近年来,为了确保无线网络中的可靠传输并且合理利用网络资源,研究人员提出了各种网络保护机制来保护无线网络传输防止链路失败,例如:能量控制机制、自动重传请求(ARQ)机制、前向纠错(FEC)机制和基于网络编码的网络保护机制等等。本文中主要关注如何合理地使用网络编码来保护网络传输和减少网络资源的消耗。
网络编码是近年来新兴的一种网络技术。在无线网络中,合理的利用网络编码能够提高无线网络资源利用率、减少转发次数、节省网络能量和提高无线网络可靠性和吞吐量。因此,网络编码可以给无线网络带来深刻的影响。在本文中,我们主要使用网络编码技术来实现无线网络中的可靠通信和充分利用网络资源。本文主要的研究内容和创新点总结如下:
1.本文研究了无线网格网络(WMN)中的多点到一点的通信模式的1+N保护机制。这种基于网络编码的1+N保护是用来解决网络中N个源节点同时发送数据到同一网关节点(多点到一点通信),并且网络中仅有一条路径发送失败时,如何使用网络编码进行网络保护的问题。但是,已有这种1+N保护方案仅能应用于特定网络拓扑,即网络中的任意k个源节点至少要连接到k+1个一跳邻居路由节点并且严重浪费每个路由节点上剩下的路径上的网络资源。实际上,只要网络中有足够的路径资源,我们就可以对所有用户提供1+N保护。所以,本文给出了一种扩展的验证普通拓扑的WMN网络是否可以提供1+N保护的充分必要条件:网络中的任意k个源节点至少要连接到k+1条可达网关节点的互不相交的路径,并改进了以前的1+N保护机制使其能够在更为一般的网络拓扑上应用,以使网络中的路径资源能够得到充分利用。本文给出一个辅助图来将原始的具有普通拓扑的网络图转换成一种严格的网络拓扑,在这种严格的网络拓扑条件下以前提出的1+N保护机制就能够成功的应用。通过这种图的转换可以将原来的只能在具有严格拓扑的WMN网络中应用1+N保护机制,拓展应用到普通的网络拓扑中去,从而,极大的提高了网络资源的利用率和网络吞吐量。

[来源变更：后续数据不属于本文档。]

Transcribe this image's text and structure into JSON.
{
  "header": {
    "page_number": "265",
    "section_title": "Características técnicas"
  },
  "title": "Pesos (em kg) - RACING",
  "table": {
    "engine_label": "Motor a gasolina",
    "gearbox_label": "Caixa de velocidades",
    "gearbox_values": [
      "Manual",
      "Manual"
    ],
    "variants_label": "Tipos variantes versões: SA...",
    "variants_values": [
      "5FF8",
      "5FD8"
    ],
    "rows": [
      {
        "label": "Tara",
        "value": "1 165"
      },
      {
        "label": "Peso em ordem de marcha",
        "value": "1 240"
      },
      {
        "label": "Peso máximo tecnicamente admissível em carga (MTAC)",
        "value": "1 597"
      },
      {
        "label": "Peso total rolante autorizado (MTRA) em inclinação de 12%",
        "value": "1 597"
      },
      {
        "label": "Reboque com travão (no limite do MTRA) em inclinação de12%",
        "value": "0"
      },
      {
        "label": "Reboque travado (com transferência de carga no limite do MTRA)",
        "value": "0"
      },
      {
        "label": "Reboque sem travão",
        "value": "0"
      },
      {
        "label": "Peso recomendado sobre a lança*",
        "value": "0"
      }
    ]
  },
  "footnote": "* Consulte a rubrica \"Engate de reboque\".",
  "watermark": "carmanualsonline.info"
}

2.本文针对无线网格网络中只有一对具有多条数据路径的源和目的通信节点对之间有多条路径失败的网络保护问题,提出了一种新的多路径失败保护的N+k编码保护机制。当这个通信节点对之间有多条路径传输失败时,如何有效的恢复失败的数据提高网络资源的利用率是本文研究的另一个主要问题。首先,本文设计一种以平均失败路径保护而非简单的以最坏失败路径来进行保护的编码方案。本文给出的这种基于平均路径失败的编码保护方案,不仅可以满足网络保护的需求还能够充分的利用网络资源提高网络吞吐量。其次,本文证明了本文中对于某通信节点对之间多路径失败的N+k编码保护机制中的编码方案的可解码性。最后,本文给出相关实验说明本文提出的基于保护平均路径失败的N+k编码保护机制相比于以前给出的基于保护最坏路径失败的编码保护机制来说,能够充分的利用网络资源提高网络吞吐量。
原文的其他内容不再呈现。